Judiciário
A Lei 10.214/2001 e as contrapartes centrais
Norma trouxe segurança jurídica sobre a efetividade do regime de salvaguardas
Na Exposição de Motivos que justificou a edição da Medida Provisória no 2.008, de 14 de dezembro de 1999 (que, após sucessivas reedições, converteu-se na Lei no 10.214/2001), o então Ministro da Fazenda Pedro Sampaio Malan destacou a importância do desenho adequado de um Sistema de Pagamentos para a higidez de qualquer sistema financeiro[1].
Relata a Exposição de Motivos que o tema “sistema de pagamentos” vinha recebendo especial atenção dos organismos financeiros internacionais desde o final da década iniciada em 1980, e que a preocupação central era o gerenciamento do risco potencialmente gerador de crise sistêmica nos sistemas financeiros.
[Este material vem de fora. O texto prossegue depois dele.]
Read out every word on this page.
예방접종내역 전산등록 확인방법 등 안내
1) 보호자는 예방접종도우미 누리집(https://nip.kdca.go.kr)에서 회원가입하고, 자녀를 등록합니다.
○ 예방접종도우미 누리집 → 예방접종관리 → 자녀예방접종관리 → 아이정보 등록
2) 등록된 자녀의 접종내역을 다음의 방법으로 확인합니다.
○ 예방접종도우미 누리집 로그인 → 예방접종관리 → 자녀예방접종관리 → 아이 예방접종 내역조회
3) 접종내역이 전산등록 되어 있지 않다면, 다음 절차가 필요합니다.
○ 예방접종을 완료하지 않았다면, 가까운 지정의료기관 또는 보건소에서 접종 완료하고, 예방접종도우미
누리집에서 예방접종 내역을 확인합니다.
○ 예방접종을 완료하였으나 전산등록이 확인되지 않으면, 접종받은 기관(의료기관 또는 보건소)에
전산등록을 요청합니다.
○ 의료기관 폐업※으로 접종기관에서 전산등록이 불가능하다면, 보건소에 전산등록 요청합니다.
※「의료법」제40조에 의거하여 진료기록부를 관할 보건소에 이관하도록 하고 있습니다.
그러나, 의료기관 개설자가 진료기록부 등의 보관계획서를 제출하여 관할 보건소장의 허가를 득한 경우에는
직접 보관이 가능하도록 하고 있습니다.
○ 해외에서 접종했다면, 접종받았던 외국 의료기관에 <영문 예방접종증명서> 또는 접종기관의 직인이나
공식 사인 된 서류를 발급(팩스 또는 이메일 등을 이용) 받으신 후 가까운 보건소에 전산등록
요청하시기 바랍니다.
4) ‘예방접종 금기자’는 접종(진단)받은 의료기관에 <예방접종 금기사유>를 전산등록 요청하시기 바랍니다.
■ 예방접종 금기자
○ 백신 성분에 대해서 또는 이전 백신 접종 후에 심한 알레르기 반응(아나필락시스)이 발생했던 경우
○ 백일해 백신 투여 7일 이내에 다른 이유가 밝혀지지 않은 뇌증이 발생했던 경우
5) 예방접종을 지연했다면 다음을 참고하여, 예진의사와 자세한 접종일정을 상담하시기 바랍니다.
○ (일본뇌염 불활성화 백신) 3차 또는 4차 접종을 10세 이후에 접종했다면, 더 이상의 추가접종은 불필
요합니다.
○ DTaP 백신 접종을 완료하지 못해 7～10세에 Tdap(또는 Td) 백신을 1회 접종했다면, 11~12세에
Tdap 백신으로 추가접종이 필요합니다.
A Medida Provisória foi proposta, nesse contexto, com o objetivo declarado de suprir vulnerabilidade identificada no Sistema de Pagamentos Brasileiro em comparação aos princípios, práticas e recomendações adotados nos principais centros financeiros internacionais, especialmente em relação à adoção de mecanismos adequados para as transferências financeiras e liquidações de operações nos mercados financeiros e de capitais, a fim de evitar que o Banco Central e, por consequência, a sociedade assumissem riscos de origem privada.
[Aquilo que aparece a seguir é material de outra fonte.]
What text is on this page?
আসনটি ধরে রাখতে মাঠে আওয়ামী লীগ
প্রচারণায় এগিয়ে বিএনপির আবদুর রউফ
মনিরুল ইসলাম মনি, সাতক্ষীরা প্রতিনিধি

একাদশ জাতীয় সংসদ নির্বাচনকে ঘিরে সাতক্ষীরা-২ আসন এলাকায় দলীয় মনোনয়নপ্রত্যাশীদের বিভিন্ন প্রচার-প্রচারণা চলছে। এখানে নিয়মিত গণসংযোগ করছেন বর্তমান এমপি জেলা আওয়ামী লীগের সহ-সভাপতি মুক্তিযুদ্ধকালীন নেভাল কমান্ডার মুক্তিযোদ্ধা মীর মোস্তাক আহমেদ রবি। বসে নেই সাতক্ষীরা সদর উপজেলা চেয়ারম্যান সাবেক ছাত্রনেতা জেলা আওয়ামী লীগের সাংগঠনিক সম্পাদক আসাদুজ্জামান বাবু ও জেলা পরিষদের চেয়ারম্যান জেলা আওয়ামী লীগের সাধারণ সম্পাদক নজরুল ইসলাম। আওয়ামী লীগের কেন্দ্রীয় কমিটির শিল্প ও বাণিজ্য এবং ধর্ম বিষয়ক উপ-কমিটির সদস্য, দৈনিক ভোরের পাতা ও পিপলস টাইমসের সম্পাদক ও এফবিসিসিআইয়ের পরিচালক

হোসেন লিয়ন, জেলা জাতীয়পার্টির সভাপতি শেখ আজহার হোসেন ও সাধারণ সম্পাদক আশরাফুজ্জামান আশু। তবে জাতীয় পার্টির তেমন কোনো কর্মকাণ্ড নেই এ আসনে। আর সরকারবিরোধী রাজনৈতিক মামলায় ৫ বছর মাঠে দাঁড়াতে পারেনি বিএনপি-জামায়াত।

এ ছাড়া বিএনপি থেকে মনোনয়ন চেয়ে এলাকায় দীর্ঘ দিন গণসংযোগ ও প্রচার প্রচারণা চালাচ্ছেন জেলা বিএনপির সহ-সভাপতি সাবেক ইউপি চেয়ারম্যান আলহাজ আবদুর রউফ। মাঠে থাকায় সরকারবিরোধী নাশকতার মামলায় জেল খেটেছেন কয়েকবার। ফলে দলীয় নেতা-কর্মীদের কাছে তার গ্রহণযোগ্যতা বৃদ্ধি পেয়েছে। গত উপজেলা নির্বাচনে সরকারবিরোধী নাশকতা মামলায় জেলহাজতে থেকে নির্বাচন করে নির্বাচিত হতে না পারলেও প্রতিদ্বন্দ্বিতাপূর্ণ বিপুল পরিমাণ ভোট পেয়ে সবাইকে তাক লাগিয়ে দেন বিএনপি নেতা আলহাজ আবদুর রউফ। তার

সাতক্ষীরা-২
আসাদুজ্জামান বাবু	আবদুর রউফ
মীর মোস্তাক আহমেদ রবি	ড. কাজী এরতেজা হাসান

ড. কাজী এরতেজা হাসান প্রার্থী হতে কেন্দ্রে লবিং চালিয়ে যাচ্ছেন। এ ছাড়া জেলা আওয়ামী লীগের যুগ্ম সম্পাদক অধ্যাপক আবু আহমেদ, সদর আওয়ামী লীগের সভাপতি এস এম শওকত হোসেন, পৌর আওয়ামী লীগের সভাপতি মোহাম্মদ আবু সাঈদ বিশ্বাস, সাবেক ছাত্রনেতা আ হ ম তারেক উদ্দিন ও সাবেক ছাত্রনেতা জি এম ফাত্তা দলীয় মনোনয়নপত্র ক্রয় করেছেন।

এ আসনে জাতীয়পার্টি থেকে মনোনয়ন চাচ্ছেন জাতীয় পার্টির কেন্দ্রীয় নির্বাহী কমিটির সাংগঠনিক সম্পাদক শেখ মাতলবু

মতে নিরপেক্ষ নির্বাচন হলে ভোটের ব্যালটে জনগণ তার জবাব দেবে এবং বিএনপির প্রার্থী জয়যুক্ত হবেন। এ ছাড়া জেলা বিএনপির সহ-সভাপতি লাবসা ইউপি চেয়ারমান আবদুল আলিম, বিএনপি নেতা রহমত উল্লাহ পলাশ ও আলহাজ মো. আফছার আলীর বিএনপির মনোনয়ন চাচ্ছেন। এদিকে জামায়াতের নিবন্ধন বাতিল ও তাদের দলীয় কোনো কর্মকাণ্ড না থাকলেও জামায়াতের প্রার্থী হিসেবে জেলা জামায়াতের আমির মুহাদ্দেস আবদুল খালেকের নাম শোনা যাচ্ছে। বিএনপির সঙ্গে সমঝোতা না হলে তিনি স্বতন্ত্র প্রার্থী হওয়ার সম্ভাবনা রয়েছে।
Nessa medida, o texto proposto buscou dispor sobre o papel das câmaras de compensação e liquidação[2] e trazer segurança jurídica sobre a efetividade do regime de salvaguardas e garantias aplicável a esses sistemas, mesmo no caso de inadimplência de seus participantes.
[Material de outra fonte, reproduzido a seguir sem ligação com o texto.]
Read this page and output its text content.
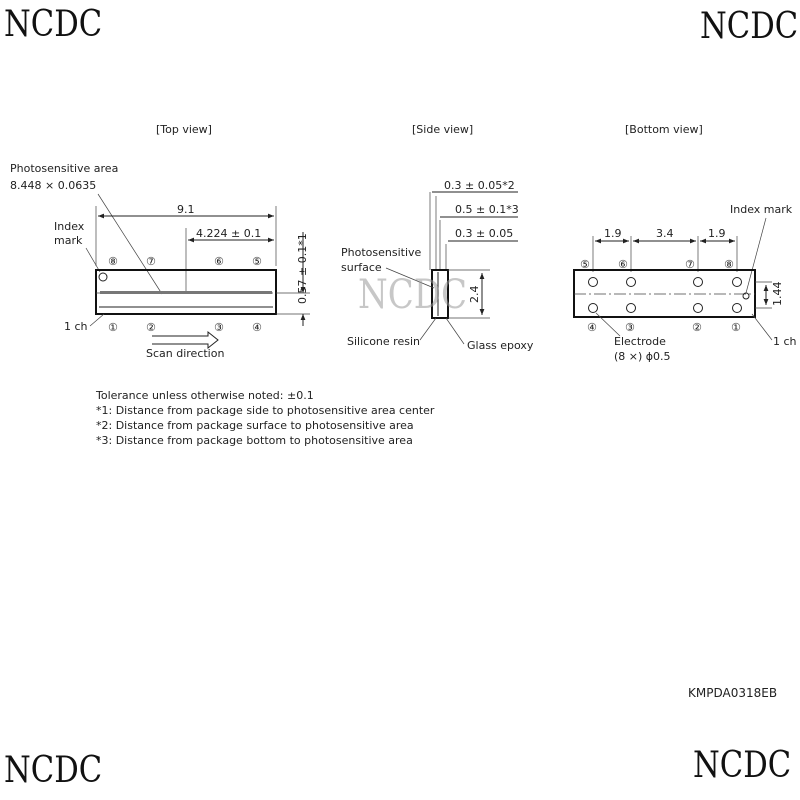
NCDC	NCDC
NCDC	NCDC
[Top view]
Photosensitive area
8.448 × 0.0635
9.1
4.224 ± 0.1
Index
mark
⑧	⑦	⑥	⑤	0.57 ± 0.1*1
①	②	③	④
1 ch
Scan direction
[Side view]
0.3 ± 0.05*2
0.5 ± 0.1*3
0.3 ± 0.05
2.4
Photosensitive
surface
Silicone resin	Glass epoxy
[Bottom view]
Index mark
1.9	3.4	1.9
⑤	⑥	⑦	⑧
1.44
④	③	②	①
Electrode
(8 ×) ϕ0.5
1 ch
NCDC
Tolerance unless otherwise noted: ±0.1
*1: Distance from package side to photosensitive area center
*2: Distance from package surface to photosensitive area
*3: Distance from package bottom to photosensitive area
KMPDA0318EB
Como afirma a Exposição de Motivos, a respeito das câmaras de compensação e liquidação, “pretende-se que, mais do que pólos de tramitação de operações financeiras, sejam pólos de contenção de riscos potencialmente sistêmicos, tudo com o escopo principal de possibilitar redução drástica da álea hoje suportada pelo Banco Central do Brasil. Ou seja, quer-se que os riscos sejam devolvidos ao próprio mercado, que, em contrapartida, passa a beneficiar-se de regras que garantem a finalização das operações contratadas nos mercados financeiro e de capitais, mesmo nas hipóteses de insolvência civil, concordata, intervenção, falência e liquidação extrajudicial de um participante” (item 14).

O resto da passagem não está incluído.